Blick 9.11.2019 Dank IV: Ärzte scheffeln Millionen

Ein Berner Arzt hat für IV-Gutachten 3,1 Millionen Franken erhalten. Der Mann ist bekannt dafür, kaum jemanden für arbeitsunfähig zu erklären – und er ist kein Einzelfall.

Verena Meier* ist 38 Jahre alt, als sie an einer Depression erkrankt. Die Pflegefachfrau muss drei Wochen in Therapie. Dann geht die junge Frau wieder ihrem Beruf nach, muss aber immer wieder in psy­chiatrische Behandlung.

Nach einem Stellenwechsel geht gar nichts mehr. Ihr Therapeut konstatiert «latente Suizidgedanken». Ein zweiter Arzt stuft sie als berufsunfähig ein. Ein dritter diagnostiziert ebenfalls 100-prozentige Arbeitsunfähigkeit aus psychischen Gründen.

Meier muss ihren Job aufgeben und beantragt eine Invalidenrente. Die IV-Stelle des Kantons Zürich gibt bei Dr. K.** (55) aus Bern ein externes Gutachten in Auftrag. K.s Diagnose: Die depressive Störung habe nachgelassen. Im Gegensatz zu allen Ärzten vor ihm erkennt er keine Krankheit, erklärt die Frau für 100 Prozent arbeitsfähig. Da­raufhin lehnt die IV ihren Antrag auf eine Rente ab.

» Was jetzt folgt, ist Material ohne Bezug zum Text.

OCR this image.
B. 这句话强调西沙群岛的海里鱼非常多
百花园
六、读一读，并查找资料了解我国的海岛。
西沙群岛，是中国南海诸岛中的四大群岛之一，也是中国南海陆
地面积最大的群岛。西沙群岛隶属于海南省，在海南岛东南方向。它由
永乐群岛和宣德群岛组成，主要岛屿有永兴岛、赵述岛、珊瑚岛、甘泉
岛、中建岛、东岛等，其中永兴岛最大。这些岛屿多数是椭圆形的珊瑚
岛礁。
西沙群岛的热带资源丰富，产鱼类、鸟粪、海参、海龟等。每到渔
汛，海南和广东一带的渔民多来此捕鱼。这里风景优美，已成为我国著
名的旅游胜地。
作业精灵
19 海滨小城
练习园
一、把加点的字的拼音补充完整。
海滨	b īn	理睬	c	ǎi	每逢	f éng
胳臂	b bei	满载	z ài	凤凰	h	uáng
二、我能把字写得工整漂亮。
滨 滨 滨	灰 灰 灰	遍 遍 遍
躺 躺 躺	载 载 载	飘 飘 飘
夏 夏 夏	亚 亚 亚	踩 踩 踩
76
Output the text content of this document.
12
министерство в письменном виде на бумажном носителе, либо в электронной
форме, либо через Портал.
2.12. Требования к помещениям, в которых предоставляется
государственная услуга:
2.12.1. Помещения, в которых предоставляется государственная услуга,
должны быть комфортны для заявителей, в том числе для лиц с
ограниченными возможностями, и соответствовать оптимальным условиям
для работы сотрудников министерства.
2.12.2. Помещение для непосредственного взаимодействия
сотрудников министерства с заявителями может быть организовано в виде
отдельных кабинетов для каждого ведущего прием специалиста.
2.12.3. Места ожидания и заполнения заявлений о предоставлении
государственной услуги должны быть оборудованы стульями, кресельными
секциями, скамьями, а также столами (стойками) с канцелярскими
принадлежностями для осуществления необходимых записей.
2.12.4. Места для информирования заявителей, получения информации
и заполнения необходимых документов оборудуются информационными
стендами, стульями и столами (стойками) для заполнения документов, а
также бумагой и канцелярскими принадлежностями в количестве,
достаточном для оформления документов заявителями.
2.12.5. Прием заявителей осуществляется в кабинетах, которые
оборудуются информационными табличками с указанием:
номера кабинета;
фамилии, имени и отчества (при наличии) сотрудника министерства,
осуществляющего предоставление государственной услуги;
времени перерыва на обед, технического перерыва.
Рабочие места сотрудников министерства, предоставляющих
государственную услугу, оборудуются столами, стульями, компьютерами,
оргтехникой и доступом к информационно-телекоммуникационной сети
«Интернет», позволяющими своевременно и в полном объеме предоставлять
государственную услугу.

Eineinhalb Jahre später nimmt sich Verena Meier das Leben, am 27. September 2010. Im Sommer des folgenden Jahres wird K. um einen Ergänzungsbericht zum Fall gebeten. Darin hält er an seiner Diagnose fest: Die Verstor­bene sei weder psychisch krank noch arbeitsunfähig gewesen.

Unter Juristen ist K. be­rüch­tigt für die Gesunderklärung von Patienten. Der Zuger Versicherungsanwalt Rainer Deecke (39) sagt: «Ich kenne keinen Anwalt, der je ein Gutachten von Dr. K. zu Gesicht bekommen hätte, in welchem eine relevante Arbeitsunfähigkeit attestiert worden wäre.»

Trotzdem – oder gerade deshalb – ist K. als IV-Gutachter gefragter denn je. Allein 2018 erhielt er von kantonalen IV-Stellen 334’000 Franken.

1,9 Millionen Franken für IV-Einschätzungen

Seit 2012 kassierte K. für die medizinische Einschätzung von IV-Antragstellern 1,9 Millionen Franken. Das zeigt ein Dokument des Bundesamts für Sozialversicherungen (BSV), das SonntagsBlick gestützt auf das Öffentlichkeitsgesetz erhalten hat.

Darin ist aufgelistet, welche Summen Ärzte und Kliniken zwischen 2012 und 2018 von kantonalen IV-Stellen erhalten haben. Eine Auswertung beweist, was Kritiker der heutigen Vergabepraxis schon lange vermuten: Die IV-Stellen vergeben die Aufträge für Gutachten extrem einseitig.

2018 bezahlten sie 683 Ärzte und Kliniken für die Erstellung von sogenannten monodisziplinären medizinischen Gutachten. Insgesamt vergüteten die IV-Stellen dafür 29,5 Millionen. Dabei erhielten zehn Prozent der Gutachter rund drei Viertel des gesamten Auftragsvolumens.